According to an article in the Financial Times a few weeks ago, over 60% of the global bond market now yields less than 1%. Equally shockingly, just 3% of bonds yield more than 5%.
And with governments around the world propping up pandemic-stricken economies with low interest rates and easy money, the situation isn’t set to get any better for fixed-income investors any time soon.
Investors’ response to this situation isn’t surprising – a response starkly summed up in its title: Desperate hunt for yield forces investors to take ‘extreme risk’.
Déjà vu
In various guises, we’ve seen this movie before. And it doesn’t end well.
Chasing yield – and income – investors flock to assets and asset classes that they wouldn’t ordinarily consider. (And about which, incidentally, they know less than about those assets and asset classes that they ordinarily prefer.)

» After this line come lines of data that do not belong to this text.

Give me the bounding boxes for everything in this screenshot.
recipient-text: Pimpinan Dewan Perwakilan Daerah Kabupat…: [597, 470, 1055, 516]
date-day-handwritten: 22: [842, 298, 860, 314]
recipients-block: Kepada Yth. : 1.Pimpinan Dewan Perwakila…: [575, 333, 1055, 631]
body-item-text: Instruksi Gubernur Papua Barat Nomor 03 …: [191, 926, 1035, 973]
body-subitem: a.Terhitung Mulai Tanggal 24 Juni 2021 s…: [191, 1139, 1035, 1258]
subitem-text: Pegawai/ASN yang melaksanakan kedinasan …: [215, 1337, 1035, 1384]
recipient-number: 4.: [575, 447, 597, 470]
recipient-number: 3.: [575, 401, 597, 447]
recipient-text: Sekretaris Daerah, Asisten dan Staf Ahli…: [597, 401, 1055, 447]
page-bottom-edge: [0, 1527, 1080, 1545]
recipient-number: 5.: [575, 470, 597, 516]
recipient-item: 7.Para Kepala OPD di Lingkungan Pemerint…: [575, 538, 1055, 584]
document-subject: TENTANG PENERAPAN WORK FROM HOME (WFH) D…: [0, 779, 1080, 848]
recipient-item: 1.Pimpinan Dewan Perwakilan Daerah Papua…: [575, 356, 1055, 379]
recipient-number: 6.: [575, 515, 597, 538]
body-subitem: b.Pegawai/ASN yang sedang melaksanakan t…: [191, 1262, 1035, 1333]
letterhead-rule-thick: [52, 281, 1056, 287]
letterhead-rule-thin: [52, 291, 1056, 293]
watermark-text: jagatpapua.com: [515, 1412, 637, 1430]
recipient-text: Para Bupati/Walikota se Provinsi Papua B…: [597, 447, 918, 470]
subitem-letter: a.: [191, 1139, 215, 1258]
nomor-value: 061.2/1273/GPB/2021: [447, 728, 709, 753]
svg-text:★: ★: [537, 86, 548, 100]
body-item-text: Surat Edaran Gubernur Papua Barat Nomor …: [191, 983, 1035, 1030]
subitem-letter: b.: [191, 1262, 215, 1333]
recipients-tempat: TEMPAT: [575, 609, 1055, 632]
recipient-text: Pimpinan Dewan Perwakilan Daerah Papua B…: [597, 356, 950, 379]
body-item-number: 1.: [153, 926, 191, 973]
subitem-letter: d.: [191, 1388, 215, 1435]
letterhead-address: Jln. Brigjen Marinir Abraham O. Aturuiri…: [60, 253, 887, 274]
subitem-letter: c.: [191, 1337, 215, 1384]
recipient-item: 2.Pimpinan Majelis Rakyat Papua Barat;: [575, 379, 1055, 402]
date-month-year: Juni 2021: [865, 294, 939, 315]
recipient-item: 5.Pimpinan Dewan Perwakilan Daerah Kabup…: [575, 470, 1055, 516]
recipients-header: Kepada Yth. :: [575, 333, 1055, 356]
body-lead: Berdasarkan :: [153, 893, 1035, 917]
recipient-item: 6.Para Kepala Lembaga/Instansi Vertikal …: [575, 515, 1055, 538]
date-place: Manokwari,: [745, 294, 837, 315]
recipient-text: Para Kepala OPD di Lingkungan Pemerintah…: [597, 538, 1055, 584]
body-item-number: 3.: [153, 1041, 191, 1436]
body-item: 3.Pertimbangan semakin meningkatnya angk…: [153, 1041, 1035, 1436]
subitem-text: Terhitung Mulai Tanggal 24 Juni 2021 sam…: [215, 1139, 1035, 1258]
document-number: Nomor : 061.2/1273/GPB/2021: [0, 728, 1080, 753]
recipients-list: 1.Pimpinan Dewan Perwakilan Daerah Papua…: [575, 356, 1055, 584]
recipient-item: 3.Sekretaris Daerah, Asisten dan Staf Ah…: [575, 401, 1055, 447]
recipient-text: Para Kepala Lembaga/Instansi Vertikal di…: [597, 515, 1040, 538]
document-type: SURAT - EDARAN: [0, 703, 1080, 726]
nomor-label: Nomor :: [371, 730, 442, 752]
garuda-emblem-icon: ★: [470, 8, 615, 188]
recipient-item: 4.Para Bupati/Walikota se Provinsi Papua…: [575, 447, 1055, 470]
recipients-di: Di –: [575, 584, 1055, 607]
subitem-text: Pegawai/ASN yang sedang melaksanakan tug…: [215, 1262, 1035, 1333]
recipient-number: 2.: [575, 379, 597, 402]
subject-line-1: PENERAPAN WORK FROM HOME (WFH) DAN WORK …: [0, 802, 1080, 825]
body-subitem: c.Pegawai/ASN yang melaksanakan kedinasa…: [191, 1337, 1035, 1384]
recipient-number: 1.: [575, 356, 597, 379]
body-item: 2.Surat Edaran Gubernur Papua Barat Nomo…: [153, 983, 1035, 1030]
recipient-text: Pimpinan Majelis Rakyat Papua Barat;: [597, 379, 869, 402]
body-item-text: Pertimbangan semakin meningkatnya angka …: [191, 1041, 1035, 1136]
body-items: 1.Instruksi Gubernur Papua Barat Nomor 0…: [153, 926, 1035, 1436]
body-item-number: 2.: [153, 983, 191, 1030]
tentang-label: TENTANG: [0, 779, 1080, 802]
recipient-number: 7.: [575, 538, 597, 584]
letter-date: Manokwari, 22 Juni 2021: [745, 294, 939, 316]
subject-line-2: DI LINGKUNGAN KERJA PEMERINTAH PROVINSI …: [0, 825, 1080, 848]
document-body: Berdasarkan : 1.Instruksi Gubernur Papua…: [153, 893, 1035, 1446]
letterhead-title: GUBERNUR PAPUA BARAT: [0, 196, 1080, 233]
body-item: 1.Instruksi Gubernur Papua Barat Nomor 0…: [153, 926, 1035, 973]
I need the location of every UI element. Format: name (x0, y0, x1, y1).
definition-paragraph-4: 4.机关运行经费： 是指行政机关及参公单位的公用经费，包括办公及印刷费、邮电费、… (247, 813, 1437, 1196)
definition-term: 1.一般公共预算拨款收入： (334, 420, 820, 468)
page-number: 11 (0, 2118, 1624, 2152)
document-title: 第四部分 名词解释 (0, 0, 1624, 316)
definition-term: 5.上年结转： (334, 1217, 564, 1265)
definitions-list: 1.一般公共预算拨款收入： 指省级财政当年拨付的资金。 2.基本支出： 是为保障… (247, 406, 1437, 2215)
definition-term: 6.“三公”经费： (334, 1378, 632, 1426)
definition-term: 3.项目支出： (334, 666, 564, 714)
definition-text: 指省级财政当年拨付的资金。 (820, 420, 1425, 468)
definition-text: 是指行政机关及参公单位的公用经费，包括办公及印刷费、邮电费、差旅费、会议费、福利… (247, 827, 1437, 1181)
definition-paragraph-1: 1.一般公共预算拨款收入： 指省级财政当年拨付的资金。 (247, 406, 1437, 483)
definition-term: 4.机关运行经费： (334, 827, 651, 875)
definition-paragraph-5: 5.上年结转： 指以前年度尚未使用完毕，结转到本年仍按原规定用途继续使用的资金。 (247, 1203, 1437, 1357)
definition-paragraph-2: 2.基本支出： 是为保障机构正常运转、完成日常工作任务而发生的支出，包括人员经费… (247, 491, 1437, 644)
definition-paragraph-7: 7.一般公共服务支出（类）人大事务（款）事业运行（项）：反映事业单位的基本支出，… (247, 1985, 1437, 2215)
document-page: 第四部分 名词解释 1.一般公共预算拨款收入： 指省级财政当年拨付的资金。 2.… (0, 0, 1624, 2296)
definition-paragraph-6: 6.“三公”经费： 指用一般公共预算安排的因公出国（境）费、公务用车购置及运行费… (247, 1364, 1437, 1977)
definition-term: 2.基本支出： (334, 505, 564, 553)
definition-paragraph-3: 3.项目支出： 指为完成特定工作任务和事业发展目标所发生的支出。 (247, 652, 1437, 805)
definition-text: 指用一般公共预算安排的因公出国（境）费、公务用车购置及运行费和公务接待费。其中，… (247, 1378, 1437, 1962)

Zero-dividend preference shares. Split capital investment trusts. The various CDOs that so spectacularly imploded during the 2007-2008 financial crisis. Property. Gold. Fine art. Vintage cars.
The story is always the same: chasing higher returns, investors relax their criteria and pursue higher-risk investments – often, as I’ve said, in areas about which they know little.
You see the same thing happening today as happened in the run-up to the financial crisis, and during the ‘day trader’ dotcom boom. Only today, it’s CFDs and currency trading.
Normal service (slowly) resumed
I do have a lot of sympathy for investors who have seen their dividend income shrink in the last few months. The dark days of late March saw swinging cuts driven by the need to conserve cash going into a period of extreme uncertainty – or ceasing to trade – or both.
In many cases, it made sense – although in a few, I’m still scratching my head.
And it’s encouraging to see that companies are beginning to reinstate their dividends, and in some cases paying the dividends that were deferred, leaving investors no worse off, except from a cash flow point of view.
That said, don’t expect universal reinstatement any time soon: companies that have accepted government aid packages are barred from paying dividends (which is why some companies are paying back the money, of course), and in the hospitality and travel industries, profits – from which dividends are paid – are well down, and likely to remain so for some time.
Go with what you know
My own view is clear: going off-piste in a search for yield is not for me. Equity investing is what I understand best, and equity investing has stood the test of time in terms of my own investment performance.
Granted, the last few months were unexpected, and my income has dipped.
But in many ways, I suspect that my portfolio – and income stream – has proved more resilient than many. I’ve written before about Asia-focused income-centric investment trusts, and many real estate investment trusts (REITs) in which I’m invested have continued to maintain high levels of rental income.
Primary Health Properties, for instance, which lets out GP surgeries. Tritax Big Box, which lets out giant warehouses to supermarkets and online retail giants. Greencoat UK Wind (technically an investment company, not a REIT) operates wind farms.
Warehouse, which – unsurprisingly – lets out warehouses. And HICL Infrastructure (another investment company) lets out hospitals, police stations, fire stations, libraries and other pieces of public sector infrastructure. All have held up well.
Lemmings are losers
So not only am I not joining the ‘dash for trash’, I would counsel others to resist the temptation as well.
Over the long run, shares have performed well: when we look back on 2020, it will be a blip on a chart. An unwelcome blip, painful and frightening, but a blip nonetheless. And a blip that heralds that for the moment, bargains are on offer, for investors who know where to search for them.
Belt-tightening may be in order. Building a bigger income reserve as a safety buffer may be in order. But in my view, joining the dash for trash isn’t in order.